Возможно ли было повысить эффективность сельского хозяйства без инвестиций?
Тем временем на уровне раздела сфер влияния в экономике продолжали кипеть страсти. Помимо Косыгина, постоянным оппонентом Горбачева оставался Кириленко и непосредственно ему подчиняющийся «рабочий» секретарь ЦК КПСС, глава Отдела тяжелой промышленности и энергетики Владимир Долгих, олицетворявшие промышленное, но не оборонное лобби — базовых отраслей промышленности («тяжелой промышленности») и машиностроения. Долгих, по утверждению Горбачева, считал сельское хозяйство убыточным (что секретарь по селу, как говорилось выше, яростно оспаривал на разных уровнях) и утверждал, что там для начала надо «навести порядок»[216].
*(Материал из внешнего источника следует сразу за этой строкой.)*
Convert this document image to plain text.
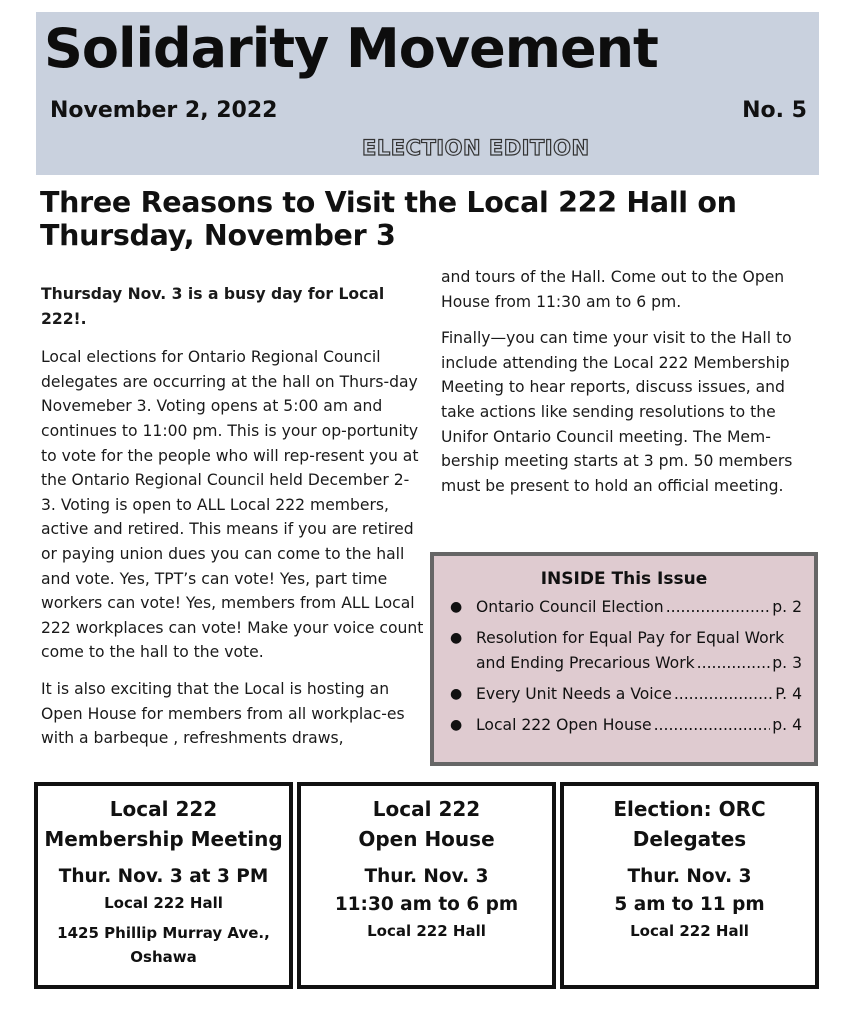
Solidarity Movement
November 2, 2022	No. 5
ELECTION EDITION
Three Reasons to Visit the Local 222 Hall on Thursday, November 3

Thursday Nov. 3 is a busy day for Local 222!.

Local elections for Ontario Regional Council delegates are occurring at the hall on Thurs-day Novemeber 3. Voting opens at 5:00 am and continues to 11:00 pm. This is your op-portunity to vote for the people who will rep-resent you at the Ontario Regional Council held December 2- 3. Voting is open to ALL Local 222 members, active and retired. This means if you are retired or paying union dues you can come to the hall and vote. Yes, TPT’s can vote! Yes, part time workers can vote! Yes, members from ALL Local 222 workplaces can vote! Make your voice count come to the hall to the vote.

It is also exciting that the Local is hosting an Open House for members from all workplac-es with a barbeque , refreshments draws,

and tours of the Hall. Come out to the Open House from 11:30 am to 6 pm.

Finally—you can time your visit to the Hall to include attending the Local 222 Membership Meeting to hear reports, discuss issues, and take actions like sending resolutions to the Unifor Ontario Council meeting. The Mem-bership meeting starts at 3 pm. 50 members must be present to hold an official meeting.

INSIDE This Issue
● Ontario Council Election .....	p. 2
● Resolution for Equal Pay for Equal Work
and Ending Precarious Work .....	p. 3
● Every Unit Needs a Voice .....	P. 4
● Local 222 Open House .....	p. 4
Local 222
Membership Meeting
Thur. Nov. 3 at 3 PM
Local 222 Hall
1425 Phillip Murray Ave., Oshawa
Local 222
Open House
Thur. Nov. 3
11:30 am to 6 pm
Local 222 Hall
Election: ORC
Delegates
Thur. Nov. 3
5 am to 11 pm
Local 222 Hall
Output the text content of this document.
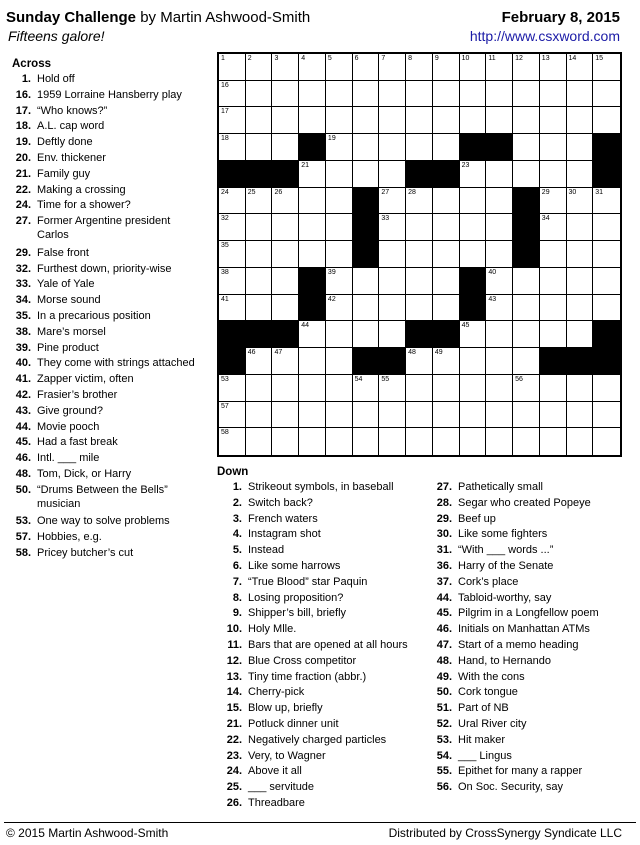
Sunday Challenge by Martin Ashwood-Smith
Fifteens galore!
February 8, 2015
http://www.csxword.com
Across
1. Hold off
16. 1959 Lorraine Hansberry play
17. “Who knows?”
18. A.L. cap word
19. Deftly done
20. Env. thickener
21. Family guy
22. Making a crossing
24. Time for a shower?
27. Former Argentine president
Carlos
29. False front
32. Furthest down, priority-wise
33. Yale of Yale
34. Morse sound
35. In a precarious position
38. Mare’s morsel
39. Pine product
40. They come with strings attached
41. Zapper victim, often
42. Frasier’s brother
43. Give ground?
44. Movie pooch
45. Had a fast break
46. Intl. ___ mile
48. Tom, Dick, or Harry
50. “Drums Between the Bells”
musician
53. One way to solve problems
57. Hobbies, e.g.
58. Pricey butcher’s cut
1	2	3	4	5	6	7	8	9	10	11	12	13	14	15
16
17
18	19
21	23
24	25	26	27	28	29	30	31
32	33	34
35
38	39	40
41	42	43
44	45
46	47	48	49
53	54	55	56
57
58
Down
1. Strikeout symbols, in baseball
2. Switch back?
3. French waters
4. Instagram shot
5. Instead
6. Like some harrows
7. “True Blood” star Paquin
8. Losing proposition?
9. Shipper’s bill, briefly
10. Holy Mlle.
11. Bars that are opened at all hours
12. Blue Cross competitor
13. Tiny time fraction (abbr.)
14. Cherry-pick
15. Blow up, briefly
21. Potluck dinner unit
22. Negatively charged particles
23. Very, to Wagner
24. Above it all
25. ___ servitude
26. Threadbare
27. Pathetically small
28. Segar who created Popeye
29. Beef up
30. Like some fighters
31. “With ___ words ...”
36. Harry of the Senate
37. Cork’s place
44. Tabloid-worthy, say
45. Pilgrim in a Longfellow poem
46. Initials on Manhattan ATMs
47. Start of a memo heading
48. Hand, to Hernando
49. With the cons
50. Cork tongue
51. Part of NB
52. Ural River city
53. Hit maker
54. ___ Lingus
55. Epithet for many a rapper
56. On Soc. Security, say
© 2015 Martin Ashwood-Smith	Distributed by CrossSynergy Syndicate LLC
Это были не пустые слова. Положение в базовых индустриальных отраслях значительно отличалось от сельского хозяйства. Степень контролируемости индустриальных предприятий была объективно выше. Они находились в рамках определенных огороженных заборами территорий, работали по более или менее нормированным графикам и регламентам, почти не зависели от природных условий, их продукция не была скоропортящейся, не было необходимости выделять огромные суммы наличных для заготовительных контор, покупающих промышленную продукцию частных лиц, у них часто еще существовали (а в некоторых отраслях и жестко поддерживались) представления о трудовой дисциплине и ответственности, компенсируемые высокими по советским меркам зарплатами.
Сельсоветам ни рубля не дают на жилищное и культурно-бытовое строительство. <…> Мы почти все строим и достаем сами. Если поставить в наше положение директора металлургического завода, то у расторопного месяц будет идти дым из трубы, а у среднего через два дня прекратится,
— писал госплановец и аграрный лоббист Краснопивцев в декабре 1977 года в своем рабочем блокноте, сетуя на то, что выделенные ресурсы не доходят до села, кормя городские подрядные организации[217].
Однако можно ли было навести подобный «порядок» в сельском хозяйстве, не изменяя в корне экономическую систему? Тут, пожалуй, Горбачев был ближе к истине. Сам он продолжал считать, что ключ к решению сельскохозяйственных проблем лежит в ценовой политике и неравномерном обмене сельскохозяйственного продукта на индустриальный.
«Ножницы» цен продолжали раздвигаться в связи с нарастанием поставок на село техники, которая, мало отличаясь по производительности от предшествующей, была в 2–3 раза дороже. Долги колхозов и совхозов непрерывно нарастали, приближаясь к 200 миллиардам[218]. Но вместо того, чтобы менять экономические отношения на селе, прибегали к самой простой операции: сначала пролонгировали, а потом вообще списывали задолженность со всех хозяйств. Если положение с той или иной сельхозкультурой становилось критическим, на нее устанавливали повышенные закупочные цены. Так увеличили цены на хлопок, в другой раз на виноград, потом на табак. На какое-то время подобные меры облегчали положение, но уже через 2–3 года все опять съедалось дальнейшим повышением стоимости машин, горючего, удобрений, стройматериалов. В конечном продукте сельского хозяйства около 60 процентов затрат стали связываться теперь с поставками промышленности на село[219].
Хотя сельскохозяйственный отдел Госплана СССР в целом поддерживал позицию Горбачева и аграрного лобби, специалисты в узком кругу признавали, что повышение цен на сельскохозяйственную технику и горючее не единственная причина снижения рентабельности. Фиксируя в конце 1979 года повышение себестоимости продукции в растениеводстве за 1966–1978 годы на 58 %, а в животноводстве на 63 %, специалисты подотдела экономики на внутреннем совещании отдела сельского хозяйства винили в том куда более широкий список факторов — оплату труда (в первую очередь. — Н. М.), подорожание кормов, удобрений, горючего и амортизации и непонятную нам сейчас «несбалансированность материальной базы». Кроме того, они указывали на то, что «мало внимания уделяется себестоимости в хозяйствах, органах управления. В нашей работе практически никто причинами роста затрат не занимается»[220]. Впрочем, другие специалисты отдела считали, что промышленность в росте себестоимости доминирует. Ее доля составляла 56 % в среднем (от роста себестоимости), а по Украине — 75 %[221].
218
По упоминаемым выше данным Краснопивцева, на 1980 г. задолженность составляла 95 млрд рублей: Там же. С. 170.